Gill Hamilton of the National Library of Scotland to the theme of how to be ready for linked data even if you’re not convinced. This appealed to me. She gave three top tips: (1) following google, think of things not strings and record URIs not names; (2) you probably need a rich and detailed schema for your own specialised uses of the data, don’t dumb this down to a generic ontology but publish it and map to the generic; (3) concentrate on what you have that’s unique and let other people handle the generic. To these Gill added three lesser tips: license your metadata as CC0, demand better systems and use open vocabularies.
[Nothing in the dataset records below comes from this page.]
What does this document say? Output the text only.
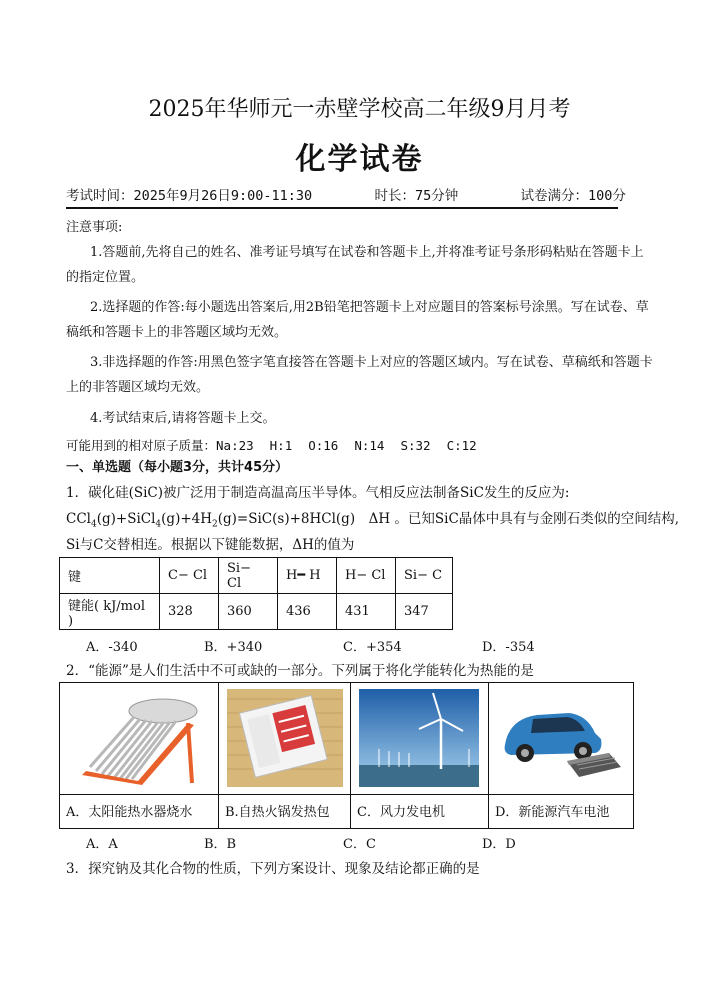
2025年华师元一赤壁学校高二年级9月月考
化学试卷
考试时间：2025年9月26日9:00-11:30	时长：75分钟	试卷满分：100分
注意事项:
1.答题前,先将自己的姓名、准考证号填写在试卷和答题卡上,并将准考证号条形码粘贴在答题卡上的指定位置。
2.选择题的作答:每小题选出答案后,用2B铅笔把答题卡上对应题目的答案标号涂黑。写在试卷、草稿纸和答题卡上的非答题区域均无效。
3.非选择题的作答:用黑色签字笔直接答在答题卡上对应的答题区域内。写在试卷、草稿纸和答题卡上的非答题区域均无效。
4.考试结束后,请将答题卡上交。
可能用到的相对原子质量：Na:23 H:1 O:16 N:14 S:32 C:12
一、单选题（每小题3分，共计45分）
1．碳化硅(SiC)被广泛用于制造高温高压半导体。气相反应法制备SiC发生的反应为:
$CCl_4(g)+SiCl_4(g)+4H_2(g)=SiC(s)+8HCl(g)$　ΔH 。已知SiC晶体中具有与金刚石类似的空间结构,
Si与C交替相连。根据以下键能数据，ΔH的值为
键	C− Cl	Si− Cl	H━ H	H− Cl	Si− C
键能( kJ/mol )	328	360	436	431	347
A．-340	B．+340	C．+354	D．-354
2．“能源”是人们生活中不可或缺的一部分。下列属于将化学能转化为热能的是
A．太阳能热水器烧水	B.自热火锅发热包 C．风力发电机	D．新能源汽车电池
A．A	B．B	C．C	D．D
3．探究钠及其化合物的性质，下列方案设计、现象及结论都正确的是
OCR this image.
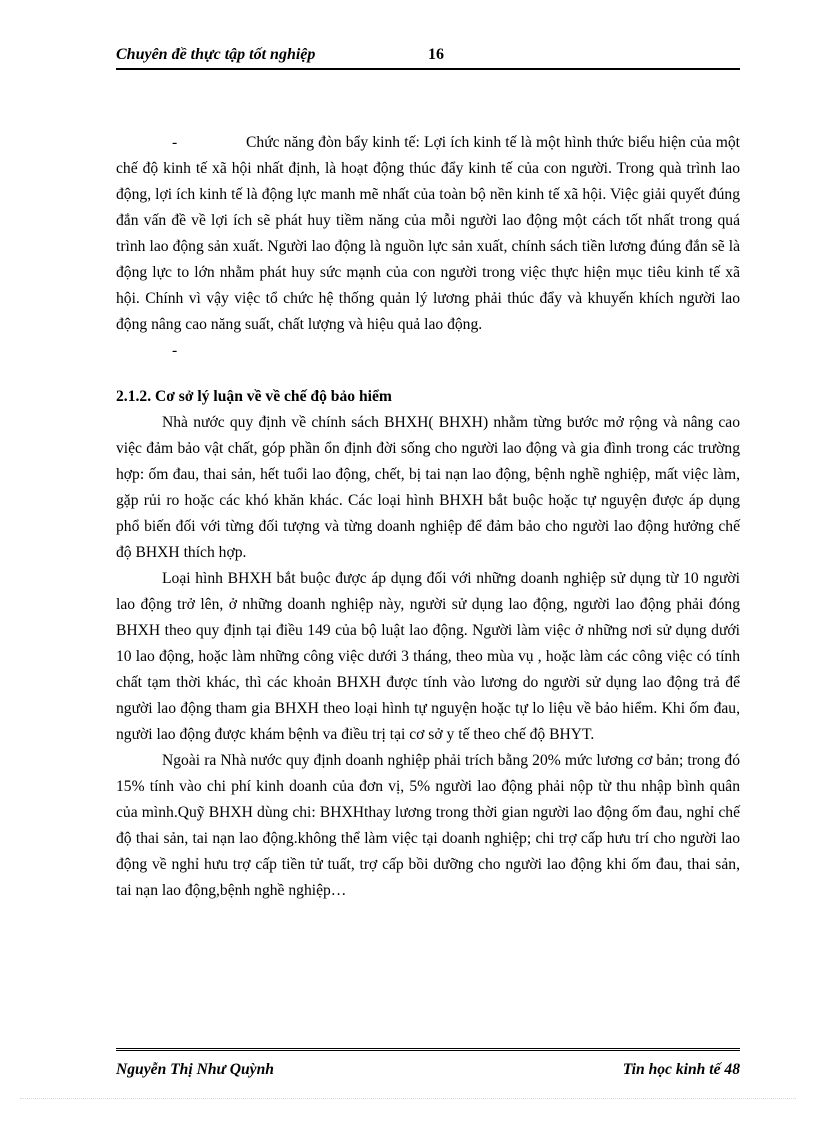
Chuyên đề thực tập tốt nghiệp	16

-	Chức năng đòn bẩy kinh tế: Lợi ích kinh tế là một hình thức biểu hiện của một chế độ kinh tế xã hội nhất định, là hoạt động thúc đẩy kinh tế của con người. Trong quà trình lao động, lợi ích kinh tế là động lực manh mẽ nhất của toàn bộ nền kinh tế xã hội. Việc giải quyết đúng đắn vấn đề về lợi ích sẽ phát huy tiềm năng của mỗi người lao động một cách tốt nhất trong quá trình lao động sản xuất. Người lao động là nguồn lực sản xuất, chính sách tiền lương đúng đắn sẽ là động lực to lớn nhằm phát huy sức mạnh của con người trong việc thực hiện mục tiêu kinh tế xã hội. Chính vì vậy việc tổ chức hệ thống quản lý lương phải thúc đẩy và khuyến khích người lao động nâng cao năng suất, chất lượng và hiệu quả lao động.

-

2.1.2. Cơ sở lý luận về về chế độ bảo hiểm

Nhà nước quy định về chính sách BHXH( BHXH) nhằm từng bước mở rộng và nâng cao việc đảm bảo vật chất, góp phần ổn định đời sống cho người lao động và gia đình trong các trường hợp: ốm đau, thai sản, hết tuổi lao động, chết, bị tai nạn lao động, bệnh nghề nghiệp, mất việc làm, gặp rủi ro hoặc các khó khăn khác. Các loại hình BHXH bắt buộc hoặc tự nguyện được áp dụng phổ biến đối với từng đối tượng và từng doanh nghiệp để đảm bảo cho người lao động hưởng chế độ BHXH thích hợp.

Loại hình BHXH bắt buộc được áp dụng đối với những doanh nghiệp sử dụng từ 10 người lao động trở lên, ở những doanh nghiệp này, người sử dụng lao động, người lao động phải đóng BHXH theo quy định tại điều 149 của bộ luật lao động. Người làm việc ở những nơi sử dụng dưới 10 lao động, hoặc làm những công việc dưới 3 tháng, theo mùa vụ , hoặc làm các công việc có tính chất tạm thời khác, thì các khoản BHXH được tính vào lương do người sử dụng lao động trả để người lao động tham gia BHXH theo loại hình tự nguyện hoặc tự lo liệu về bảo hiểm. Khi ốm đau, người lao động được khám bệnh va điều trị tại cơ sở y tế theo chế độ BHYT.

Ngoài ra Nhà nước quy định doanh nghiệp phải trích bằng 20% mức lương cơ bản; trong đó 15% tính vào chi phí kinh doanh của đơn vị, 5% người lao động phải nộp từ thu nhập bình quân của mình.Quỹ BHXH dùng chi: BHXHthay lương trong thời gian người lao động ốm đau, nghỉ chế độ thai sản, tai nạn lao động.không thể làm việc tại doanh nghiệp; chi trợ cấp hưu trí cho người lao động về nghỉ hưu trợ cấp tiền tử tuất, trợ cấp bồi dưỡng cho người lao động khi ốm đau, thai sản, tai nạn lao động,bệnh nghề nghiệp…

Nguyễn Thị Như Quỳnh	Tin học kinh tế 48
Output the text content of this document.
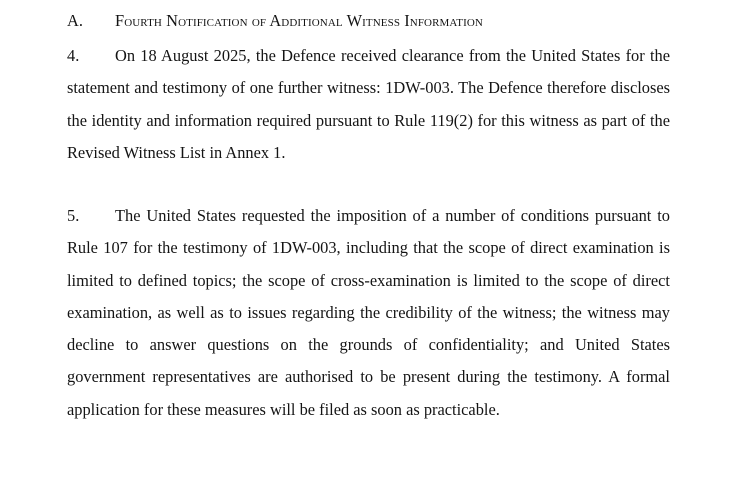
A. Fourth Notification of Additional Witness Information

4. On 18 August 2025, the Defence received clearance from the United States for the statement and testimony of one further witness: 1DW-003. The Defence therefore discloses the identity and information required pursuant to Rule 119(2) for this witness as part of the Revised Witness List in Annex 1.

5. The United States requested the imposition of a number of conditions pursuant to Rule 107 for the testimony of 1DW-003, including that the scope of direct examination is limited to defined topics; the scope of cross-examination is limited to the scope of direct examination, as well as to issues regarding the credibility of the witness; the witness may decline to answer questions on the grounds of confidentiality; and United States government representatives are authorised to be present during the testimony. A formal application for these measures will be filed as soon as practicable.
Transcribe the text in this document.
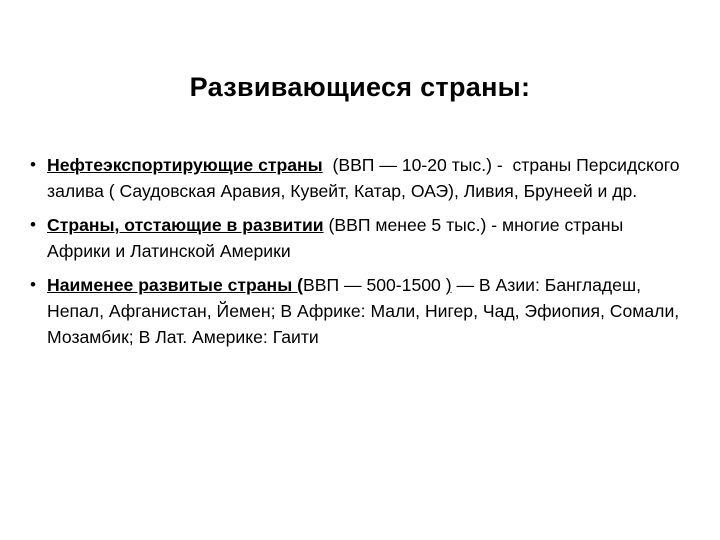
Развивающиеся страны:
• Нефтеэкспортирующие страны  (ВВП — 10-20 тыс.) -  страны Персидского залива ( Саудовская Аравия, Кувейт, Катар, ОАЭ), Ливия, Брунеей и др.
• Страны, отстающие в развитии (ВВП менее 5 тыс.) - многие страны Африки и Латинской Америки
• Наименее развитые страны (ВВП — 500-1500 ) — В Азии: Бангладеш, Непал, Афганистан, Йемен; В Африке: Мали, Нигер, Чад, Эфиопия, Сомали, Мозамбик; В Лат. Америке: Гаити
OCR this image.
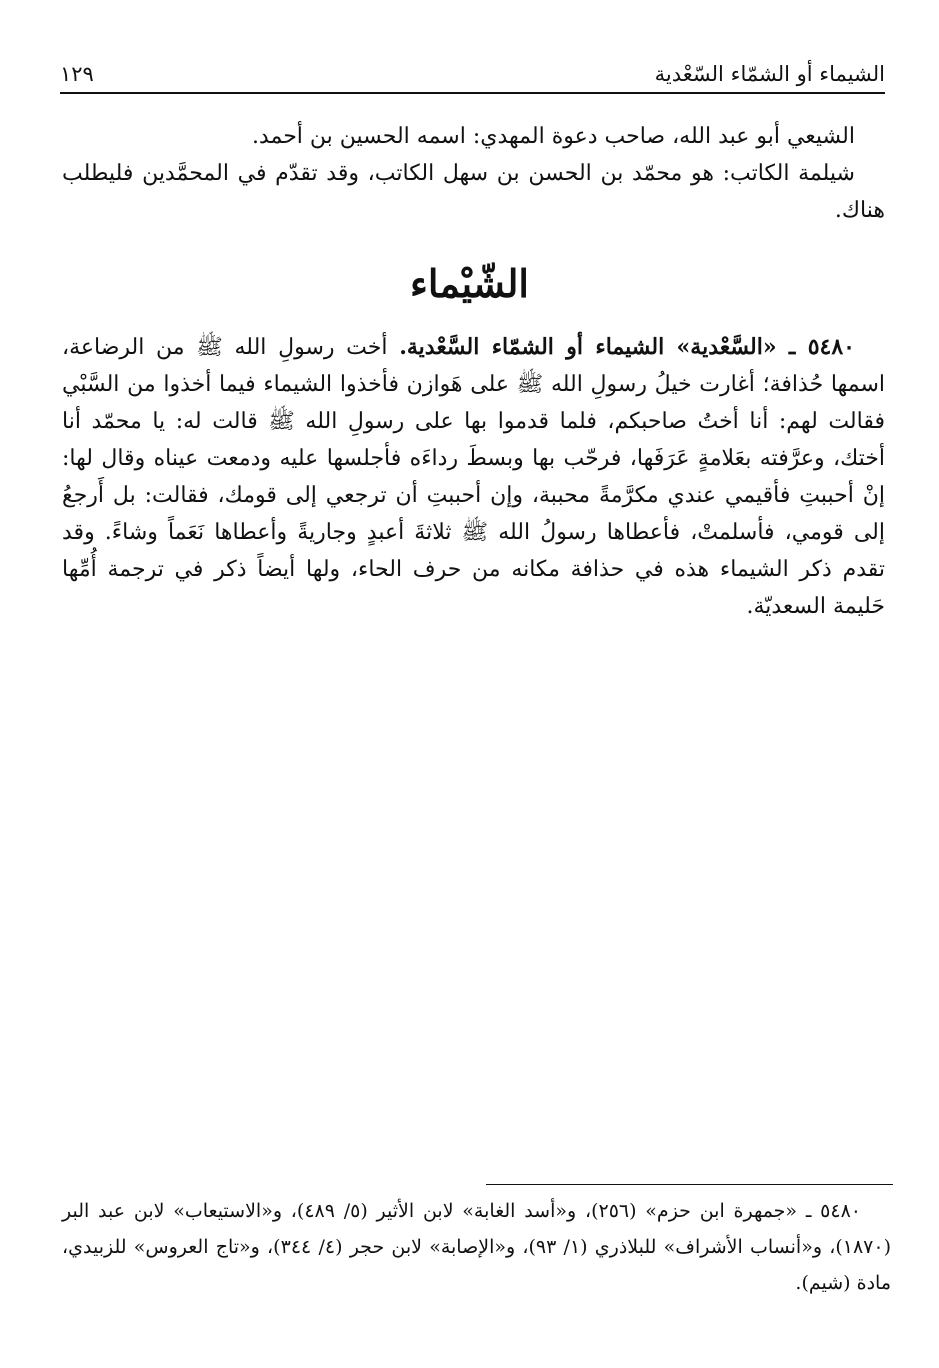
الشيماء أو الشمّاء السّعْدية
١٢٩

الشيعي أبو عبد الله، صاحب دعوة المهدي: اسمه الحسين بن أحمد.

شيلمة الكاتب: هو محمّد بن الحسن بن سهل الكاتب، وقد تقدّم في المحمَّدين فليطلب هناك.

الشّيْماء

٥٤٨٠ ـ «السَّعْدية» الشيماء أو الشمّاء السَّعْدية. أخت رسولِ الله ﷺ من الرضاعة، اسمها حُذافة؛ أغارت خيلُ رسولِ الله ﷺ على هَوازن فأخذوا الشيماء فيما أخذوا من السَّبْي فقالت لهم: أنا أختُ صاحبكم، فلما قدموا بها على رسولِ الله ﷺ قالت له: يا محمّد أنا أختك، وعرَّفته بعَلامةٍ عَرَفَها، فرحّب بها وبسطَ رداءَه فأجلسها عليه ودمعت عيناه وقال لها: إنْ أحببتِ فأقيمي عندي مكرَّمةً محببة، وإن أحببتِ أن ترجعي إلى قومك، فقالت: بل أَرجعُ إلى قومي، فأسلمتْ، فأعطاها رسولُ الله ﷺ ثلاثةَ أعبدٍ وجاريةً وأعطاها نَعَماً وشاءً. وقد تقدم ذكر الشيماء هذه في حذافة مكانه من حرف الحاء، ولها أيضاً ذكر في ترجمة أُمِّها حَليمة السعديّة.

٥٤٨٠ ـ «جمهرة ابن حزم» (٢٥٦)، و«أسد الغابة» لابن الأثير (٥/ ٤٨٩)، و«الاستيعاب» لابن عبد البر (١٨٧٠)، و«أنساب الأشراف» للبلاذري (١/ ٩٣)، و«الإصابة» لابن حجر (٤/ ٣٤٤)، و«تاج العروس» للزبيدي، مادة (شيم).
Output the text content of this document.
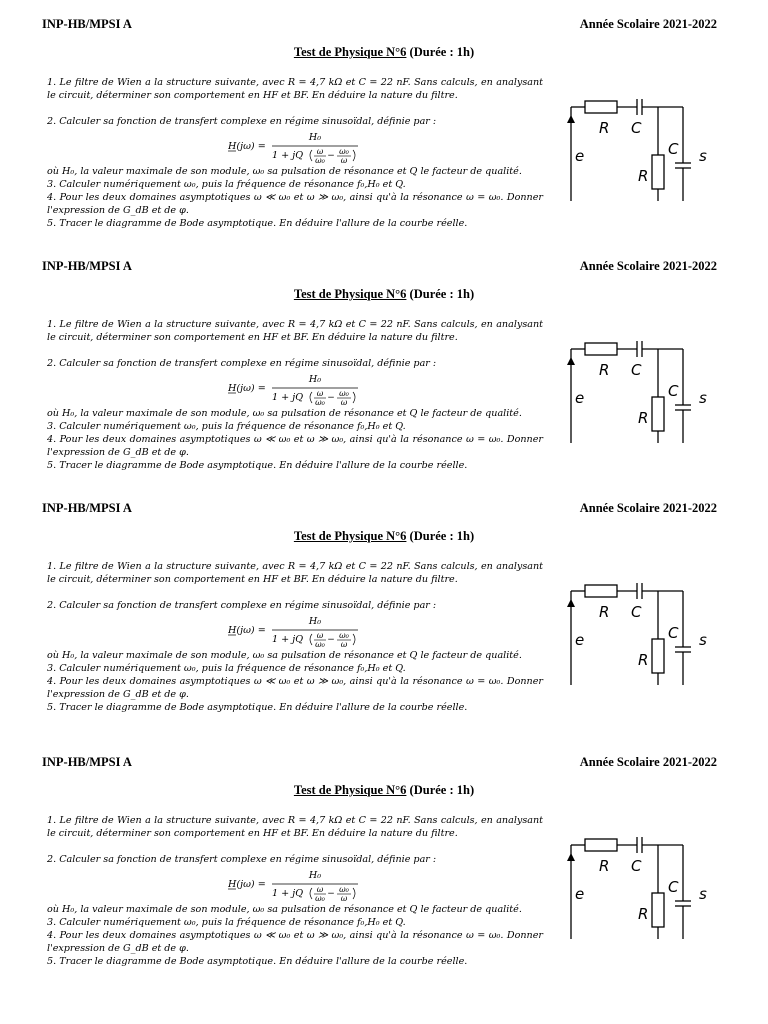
INP-HB/MPSI A	Année Scolaire 2021-2022
Test de Physique N°6 (Durée : 1h)
1. Le filtre de Wien a la structure suivante, avec R = 4,7 kΩ et C = 22 nF. Sans calculs, en analysant le circuit, déterminer son comportement en HF et BF. En déduire la nature du filtre.
2. Calculer sa fonction de transfert complexe en régime sinusoïdal, définie par :
H(jω) =
H₀
1 + jQ ω
ω₀ − ω₀
ω
où H₀, la valeur maximale de son module, ω₀ sa pulsation de résonance et Q le facteur de qualité.
3. Calculer numériquement ω₀, puis la fréquence de résonance f₀,H₀ et Q.
4. Pour les deux domaines asymptotiques ω ≪ ω₀ et ω ≫ ω₀, ainsi qu'à la résonance ω = ω₀. Donner l'expression de G_dB et de φ.
5. Tracer le diagramme de Bode asymptotique. En déduire l'allure de la courbe réelle.
R C
C
R
e	s
INP-HB/MPSI A	Année Scolaire 2021-2022
Test de Physique N°6 (Durée : 1h)
1. Le filtre de Wien a la structure suivante, avec R = 4,7 kΩ et C = 22 nF. Sans calculs, en analysant le circuit, déterminer son comportement en HF et BF. En déduire la nature du filtre.
2. Calculer sa fonction de transfert complexe en régime sinusoïdal, définie par :
H(jω) =
H₀
1 + jQ ω
ω₀ − ω₀
ω
où H₀, la valeur maximale de son module, ω₀ sa pulsation de résonance et Q le facteur de qualité.
3. Calculer numériquement ω₀, puis la fréquence de résonance f₀,H₀ et Q.
4. Pour les deux domaines asymptotiques ω ≪ ω₀ et ω ≫ ω₀, ainsi qu'à la résonance ω = ω₀. Donner l'expression de G_dB et de φ.
5. Tracer le diagramme de Bode asymptotique. En déduire l'allure de la courbe réelle.
R C
C
R
e	s
INP-HB/MPSI A	Année Scolaire 2021-2022
Test de Physique N°6 (Durée : 1h)
1. Le filtre de Wien a la structure suivante, avec R = 4,7 kΩ et C = 22 nF. Sans calculs, en analysant le circuit, déterminer son comportement en HF et BF. En déduire la nature du filtre.
2. Calculer sa fonction de transfert complexe en régime sinusoïdal, définie par :
H(jω) =
H₀
1 + jQ ω
ω₀ − ω₀
ω
où H₀, la valeur maximale de son module, ω₀ sa pulsation de résonance et Q le facteur de qualité.
3. Calculer numériquement ω₀, puis la fréquence de résonance f₀,H₀ et Q.
4. Pour les deux domaines asymptotiques ω ≪ ω₀ et ω ≫ ω₀, ainsi qu'à la résonance ω = ω₀. Donner l'expression de G_dB et de φ.
5. Tracer le diagramme de Bode asymptotique. En déduire l'allure de la courbe réelle.
R C
C
R
e	s
INP-HB/MPSI A	Année Scolaire 2021-2022
Test de Physique N°6 (Durée : 1h)
1. Le filtre de Wien a la structure suivante, avec R = 4,7 kΩ et C = 22 nF. Sans calculs, en analysant le circuit, déterminer son comportement en HF et BF. En déduire la nature du filtre.
2. Calculer sa fonction de transfert complexe en régime sinusoïdal, définie par :
H(jω) =
H₀
1 + jQ ω
ω₀ − ω₀
ω
où H₀, la valeur maximale de son module, ω₀ sa pulsation de résonance et Q le facteur de qualité.
3. Calculer numériquement ω₀, puis la fréquence de résonance f₀,H₀ et Q.
4. Pour les deux domaines asymptotiques ω ≪ ω₀ et ω ≫ ω₀, ainsi qu'à la résonance ω = ω₀. Donner l'expression de G_dB et de φ.
5. Tracer le diagramme de Bode asymptotique. En déduire l'allure de la courbe réelle.
R C
C
R
e	s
Richard Wallis gave the final presentation ” the web of data is our oyster” which he stated by describing a view of the development of the web from a web of documents to a web of dynamic documents, to a web of information discovery to a web of data to a web of knowledge (with knowledge graphs and data mining). He suggested that libraries were engaged at the start, but became disengage, maybe even hostile, at the point of the the web of discovery. One change that libraries had missed through this was the move from records (by definition, relating to the past) to living descriptions in terms of entities and relationships. This he suggested had meant that many library projects on sharing data had lead to “linked data silos” which search engines cannot get into. The current approach to giving search engines access to entity and relationship data is schema.org, and Richard described his own work on extending schema for bibliographic data. Echoing Gill’s second tip he stressed that this was not intended to be an appropriate way to meet the libraries metadata needs, or even the way that libraries should use the web to share data between themselves, but it is a way that libraries can share their data with the web (of discovery, of data, of knowledge) as whole.

All in all, a good day. Nothing spectacularly new, but useful to see it all lined up and presented so coherently. Many thanks to Owen, Neil, Cathy, Ken, Gill and Richard, and to OCLC for arranging the event.